La notion de smart corridor, qui inclut des échanges numériques de données à l’échelle de l’ensemble de l’axe Seine, peut ainsi à décarboner la logistique au-delà du seul transport maritime, avec par exemple un calcul de l’empreinte carbone du transport tous modes confondus, jusqu’au denier kilomètre. Mais, prévient Yanis Souami, PDG de Sinay, une entreprise normande qui propose depuis 2008 aux entreprises du secteur maritime un accompagnement dans le big data, « un corridor intelligent ce n’est pas juste des données bien rangées. Il faut au préalable déterminer l’objectif à atteindre avant de décider quels outils utiliser pour y parvenir. »

Loi-prétexte

L’accès aux données, mais plus encore le partage, reste une problématique, reprend Jan Hoffmann, qui publie chaque année la Review of maritime transport dont la version 2021 vient d’être publiée. « En tant qu’organisme de l’ONU, la Cnuced a accès à des données détaillées que l’on ne peut pas toujours partager quand elles sont commerciales, mais que nous utilisons pour produire nos analyses, souligne l’économiste. D’un autre côté il existe de plus en plus de données publiques, qu’elles proviennent des statistiques portuaires ou de l’AIS par exemple. Ces dernières, cependant, sont moins disponibles qu’auparavant en Chine, où la législation est très protectrice. Ce type de loi est un bon prétexte car chacun, qu’il soit chargeur, commissionnaire ou transporteur, veut généralement connaître celles des autres sans partager les siennes. »

À ce propos, Kris Danaradjou met en avant l’intérêt d’une communauté portuaire, comme celle de l’axe Seine, où chaque acteur devrait partager les données voulues et permettre ainsi des synergies industrielles.

Virage numérique

Pour que l’ensemble des entreprises de l’axe Seine puissent échanger des données, il faut que chacune d’entre elles opère le virage numérique, explique Yanis Souami, dont c’est le métier. « Pour utiliser les données, il faut des passerelles entre les différentes bases publiques ou privées existantes et tout d’abord s’assurer de la qualité des informations obtenues. La deuxième étape consiste à ne plus avoir de données éparses et à automatiser et rationaliser le processus de collecte afin que cela constitue véritablement une aide à la décision. Enfin, il faut sécuriser les flux avant de pouvoir envisager le partage. » 

Pour le spécialiste, ce sont là des étapes fondamentales de création de valeur.

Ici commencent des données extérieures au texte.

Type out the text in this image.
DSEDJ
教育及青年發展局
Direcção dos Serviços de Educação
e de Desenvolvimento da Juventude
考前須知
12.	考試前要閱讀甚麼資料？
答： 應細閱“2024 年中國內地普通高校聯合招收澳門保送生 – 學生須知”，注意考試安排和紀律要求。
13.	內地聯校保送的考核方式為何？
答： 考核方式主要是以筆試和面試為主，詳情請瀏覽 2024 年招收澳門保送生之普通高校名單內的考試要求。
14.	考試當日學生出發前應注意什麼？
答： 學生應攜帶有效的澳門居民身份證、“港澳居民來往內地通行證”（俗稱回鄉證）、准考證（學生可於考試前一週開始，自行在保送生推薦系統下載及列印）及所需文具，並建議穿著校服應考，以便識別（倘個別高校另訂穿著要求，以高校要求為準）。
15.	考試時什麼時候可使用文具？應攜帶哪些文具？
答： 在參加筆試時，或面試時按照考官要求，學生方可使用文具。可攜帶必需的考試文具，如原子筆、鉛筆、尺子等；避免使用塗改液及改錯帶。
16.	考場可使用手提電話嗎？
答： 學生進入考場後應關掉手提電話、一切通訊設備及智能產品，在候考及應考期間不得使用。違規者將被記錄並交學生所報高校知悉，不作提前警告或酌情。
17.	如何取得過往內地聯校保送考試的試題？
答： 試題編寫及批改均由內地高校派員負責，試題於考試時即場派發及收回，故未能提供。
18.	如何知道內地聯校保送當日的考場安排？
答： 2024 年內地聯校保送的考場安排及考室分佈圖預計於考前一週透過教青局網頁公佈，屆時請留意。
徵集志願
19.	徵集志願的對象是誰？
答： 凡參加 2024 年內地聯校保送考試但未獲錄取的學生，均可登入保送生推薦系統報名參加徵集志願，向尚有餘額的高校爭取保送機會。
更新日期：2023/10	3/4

Après seulement, il peut être question de blockchain et d’intelligence artificielle. « On vend souvent du rêve, mais la promesse d’accélération des échanges n’est pas toujours tenue », ajoute-t-il. L’entrepreneur met en garde contre tout précipitation sur les technologies en vogue, « pas toujours utiles à toutes les entreprises », et préconise de concentrer sur un cas pratique, « même modeste » mais qui permet d’implanter les outils dont les utilisateurs ont vraiment besoin.

Se jeter à l’eau

La bonne méthode pour mettre en place un échange de données entre différents acteurs, c’est de partir du plus petit dénominateur commun : l’élément d’information que chacun accepte de partager avec tous, poursuit-il. « Dans le monde du maritime, on planifie longtemps en avance, mais ce n’est pas le cas dans le numérique où les cycles ne se comptent pas en années mais en semaines. Il faut donc accepter d’échouer », rappelle-t-il.

La culture de l’échec constructif « en se jetant à l’eau » n’est naturelle en France. Elle n’est pas évidente pour les autorités portuaires arc-boutées sur une vision stratégique de long terme. Pour autant, le rôle de chef d’orchestre leur revient naturellement. D'où l'intérêt d’un chief data officer à l’échelle de la vallée de la Seine, est-il suggéré dans l'assistance.